Николай подумал: «Мыслимо ли, может ли проиграть войну народ, который на коленях всем войском молится, у многих, да почти у всех, искренние слезы на лицах?» Молитва эта и молебен в целом произвели на него тягостное впечатление: словно он навсегда прощался с родными и шел на верную смерть. Как будто его только что отпели.

После молебна и окропления войска святой водой Николай подошел приложиться к кресту. И вот уже резво заиграл походный марш – только что призванное разномастное войско в лаптях и картузах во главе с портретом государя императора отправилось на станцию, сопровождаемое воплями баб и плачем детей, которые бежали по обочинам дороги, пытаясь увидеть в толпе родное лицо. Николай обернулся: взбитая дорожная пыль позади провожала новобранцев, словно образуя еще одно несокрушимое войско, песчаное, уходящее в небытие.

Кто-то из солдат затянул частушку:

 

Мы сидели у печи –

Было воскресенье –

Принесла мать калачи,

Просто объеденье.

 

* * *
 

Сотский с волости пришел, –

Говорит – повестка,

Что за притча –

Причитают мать, жена, невестка.

 

* * *
 

Мобилизация идет,

В город призывают.

Баба голосом ревет,

Мама причитает.

 

* * *
 

Не плачь, моя ты женка,

Что иду я на войну,

Немца убьем и расколотим,

Опять к тебе приду.

 

На станции уже дожидался состав, готовый тронуться в Тверь, в расположение полка. Там солдаты должны были получить одежду, оружие и сухари и пройти обучение перед отправкой на фронт.

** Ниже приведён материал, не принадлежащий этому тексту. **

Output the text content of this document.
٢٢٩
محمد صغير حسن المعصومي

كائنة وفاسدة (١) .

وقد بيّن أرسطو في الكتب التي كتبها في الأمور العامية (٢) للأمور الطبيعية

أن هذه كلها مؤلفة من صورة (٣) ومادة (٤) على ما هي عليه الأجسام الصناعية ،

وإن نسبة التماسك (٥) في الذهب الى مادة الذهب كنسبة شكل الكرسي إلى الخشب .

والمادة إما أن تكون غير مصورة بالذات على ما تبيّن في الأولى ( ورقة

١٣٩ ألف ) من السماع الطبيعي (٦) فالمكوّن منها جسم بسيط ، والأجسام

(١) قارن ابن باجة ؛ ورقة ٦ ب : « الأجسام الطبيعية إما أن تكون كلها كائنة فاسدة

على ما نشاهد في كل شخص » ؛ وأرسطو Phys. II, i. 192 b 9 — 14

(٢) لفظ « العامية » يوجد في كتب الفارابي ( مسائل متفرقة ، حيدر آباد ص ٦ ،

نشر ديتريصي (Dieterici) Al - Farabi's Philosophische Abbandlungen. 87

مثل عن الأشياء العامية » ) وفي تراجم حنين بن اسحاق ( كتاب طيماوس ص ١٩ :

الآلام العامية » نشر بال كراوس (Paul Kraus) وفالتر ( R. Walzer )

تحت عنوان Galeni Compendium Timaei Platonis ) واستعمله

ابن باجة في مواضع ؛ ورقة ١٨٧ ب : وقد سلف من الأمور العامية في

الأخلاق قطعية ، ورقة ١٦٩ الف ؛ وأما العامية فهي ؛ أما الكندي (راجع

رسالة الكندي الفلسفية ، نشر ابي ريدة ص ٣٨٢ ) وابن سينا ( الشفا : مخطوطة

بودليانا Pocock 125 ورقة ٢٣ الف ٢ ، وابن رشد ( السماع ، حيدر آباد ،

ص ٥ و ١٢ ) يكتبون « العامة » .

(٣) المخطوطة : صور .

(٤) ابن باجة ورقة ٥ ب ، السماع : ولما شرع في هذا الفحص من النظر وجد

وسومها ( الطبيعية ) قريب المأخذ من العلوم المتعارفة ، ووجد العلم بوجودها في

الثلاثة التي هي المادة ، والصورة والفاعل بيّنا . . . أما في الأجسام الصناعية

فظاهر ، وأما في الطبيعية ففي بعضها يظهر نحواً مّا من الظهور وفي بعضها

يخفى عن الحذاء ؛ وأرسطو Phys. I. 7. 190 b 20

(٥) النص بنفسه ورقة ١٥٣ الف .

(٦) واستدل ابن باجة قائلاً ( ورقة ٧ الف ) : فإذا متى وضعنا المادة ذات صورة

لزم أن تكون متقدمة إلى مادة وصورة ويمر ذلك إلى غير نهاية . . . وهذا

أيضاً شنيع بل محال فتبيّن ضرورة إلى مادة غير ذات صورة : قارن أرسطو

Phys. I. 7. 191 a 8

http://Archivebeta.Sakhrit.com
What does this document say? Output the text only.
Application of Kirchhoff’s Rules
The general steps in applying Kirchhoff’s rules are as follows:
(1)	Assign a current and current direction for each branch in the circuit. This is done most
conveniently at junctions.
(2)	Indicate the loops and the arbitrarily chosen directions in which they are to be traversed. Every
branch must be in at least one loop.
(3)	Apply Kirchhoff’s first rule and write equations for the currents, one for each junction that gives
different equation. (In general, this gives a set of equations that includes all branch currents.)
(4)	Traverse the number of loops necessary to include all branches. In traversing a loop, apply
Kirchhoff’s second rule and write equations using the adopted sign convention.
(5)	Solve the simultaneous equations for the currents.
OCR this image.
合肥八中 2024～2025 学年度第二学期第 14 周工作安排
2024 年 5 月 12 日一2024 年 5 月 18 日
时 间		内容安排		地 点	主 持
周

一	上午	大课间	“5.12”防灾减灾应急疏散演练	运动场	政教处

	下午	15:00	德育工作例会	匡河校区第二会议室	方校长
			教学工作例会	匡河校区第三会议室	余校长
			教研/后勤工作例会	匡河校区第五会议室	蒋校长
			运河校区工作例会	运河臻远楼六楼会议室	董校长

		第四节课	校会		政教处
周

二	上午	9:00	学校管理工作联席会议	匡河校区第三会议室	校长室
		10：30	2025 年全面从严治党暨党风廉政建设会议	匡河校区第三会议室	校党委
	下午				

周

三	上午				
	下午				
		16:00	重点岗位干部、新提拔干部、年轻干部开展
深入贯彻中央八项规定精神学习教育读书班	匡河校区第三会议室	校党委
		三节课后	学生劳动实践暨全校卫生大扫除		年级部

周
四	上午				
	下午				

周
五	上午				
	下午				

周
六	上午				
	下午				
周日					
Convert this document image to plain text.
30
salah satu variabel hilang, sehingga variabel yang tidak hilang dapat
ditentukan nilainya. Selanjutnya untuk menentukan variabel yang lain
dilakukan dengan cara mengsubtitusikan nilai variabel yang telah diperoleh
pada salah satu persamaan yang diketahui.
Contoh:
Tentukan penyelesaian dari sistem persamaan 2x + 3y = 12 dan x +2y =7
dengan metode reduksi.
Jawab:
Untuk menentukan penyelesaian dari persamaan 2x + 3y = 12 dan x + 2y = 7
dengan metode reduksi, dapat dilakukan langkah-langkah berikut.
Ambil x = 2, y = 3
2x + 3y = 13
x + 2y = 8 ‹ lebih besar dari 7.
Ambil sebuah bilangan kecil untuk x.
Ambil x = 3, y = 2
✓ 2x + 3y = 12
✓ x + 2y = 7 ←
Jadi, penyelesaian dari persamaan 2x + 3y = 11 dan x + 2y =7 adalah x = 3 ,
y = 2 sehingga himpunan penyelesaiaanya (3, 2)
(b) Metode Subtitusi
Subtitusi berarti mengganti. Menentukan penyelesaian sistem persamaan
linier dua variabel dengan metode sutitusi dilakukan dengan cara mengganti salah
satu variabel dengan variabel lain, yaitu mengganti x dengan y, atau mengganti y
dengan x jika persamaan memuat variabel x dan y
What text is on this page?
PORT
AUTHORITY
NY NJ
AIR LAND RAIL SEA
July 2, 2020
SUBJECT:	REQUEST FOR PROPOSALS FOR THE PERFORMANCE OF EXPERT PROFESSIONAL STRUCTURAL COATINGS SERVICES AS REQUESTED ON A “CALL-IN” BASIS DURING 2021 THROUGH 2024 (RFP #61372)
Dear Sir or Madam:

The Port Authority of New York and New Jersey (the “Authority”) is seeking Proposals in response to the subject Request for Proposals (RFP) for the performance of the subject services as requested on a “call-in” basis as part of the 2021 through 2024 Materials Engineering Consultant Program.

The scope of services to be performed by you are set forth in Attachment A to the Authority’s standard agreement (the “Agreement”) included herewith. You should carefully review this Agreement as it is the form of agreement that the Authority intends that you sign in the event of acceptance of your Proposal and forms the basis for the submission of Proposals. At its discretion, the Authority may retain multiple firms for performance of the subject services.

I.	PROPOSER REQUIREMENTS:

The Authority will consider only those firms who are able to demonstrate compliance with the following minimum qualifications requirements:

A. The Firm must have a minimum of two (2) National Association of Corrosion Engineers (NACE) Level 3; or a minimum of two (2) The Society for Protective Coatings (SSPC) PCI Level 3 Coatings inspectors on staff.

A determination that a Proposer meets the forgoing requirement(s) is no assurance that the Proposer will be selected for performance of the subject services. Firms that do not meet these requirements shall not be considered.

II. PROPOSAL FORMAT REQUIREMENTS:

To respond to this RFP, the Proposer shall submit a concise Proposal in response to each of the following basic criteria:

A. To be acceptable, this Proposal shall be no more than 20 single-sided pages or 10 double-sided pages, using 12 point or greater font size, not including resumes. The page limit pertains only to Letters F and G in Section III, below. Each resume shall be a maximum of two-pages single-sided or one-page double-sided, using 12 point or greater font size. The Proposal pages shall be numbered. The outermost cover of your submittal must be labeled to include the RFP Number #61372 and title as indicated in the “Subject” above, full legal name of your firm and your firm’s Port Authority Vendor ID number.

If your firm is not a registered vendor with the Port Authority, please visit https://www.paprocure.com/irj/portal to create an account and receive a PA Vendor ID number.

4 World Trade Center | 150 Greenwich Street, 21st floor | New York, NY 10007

Николай с Павлом вошли в офицерский вагон. Там отовсюду доносились хвастливые разговоры: «Мы возвратим Святую Софию, отвоюем у мусульман Константинополь, освободим славянские народы из-под гнета Австро-Венгрии!» Молоденькие, не воевавшие офицеры рассуждали о будущих победах и Георгиевских крестах. Николай поморщился: война – это не Георгиевские кресты, а совсем другие, могильные.

Духовой оркестр с хором певчих радостно грохнули: «Спаси, Господи, люди твоя» и гимн – и вот уже паровоз запыхтел, приготовился покинуть Старицу.

Павел был растерян. Не мог поверить, что, вместо гостеприимных Малинников с их наливками и заливным, едет теперь в Тверь, а потом и на фронт. Все думал, что это ошибка и, возможно, стоит обратиться куда следует, чтобы приказ отменили. Но не стыдно ли это, не сочтут ли его трусом или, чего хуже, предателем, сочувствующим немцам, ведь жена его – немка?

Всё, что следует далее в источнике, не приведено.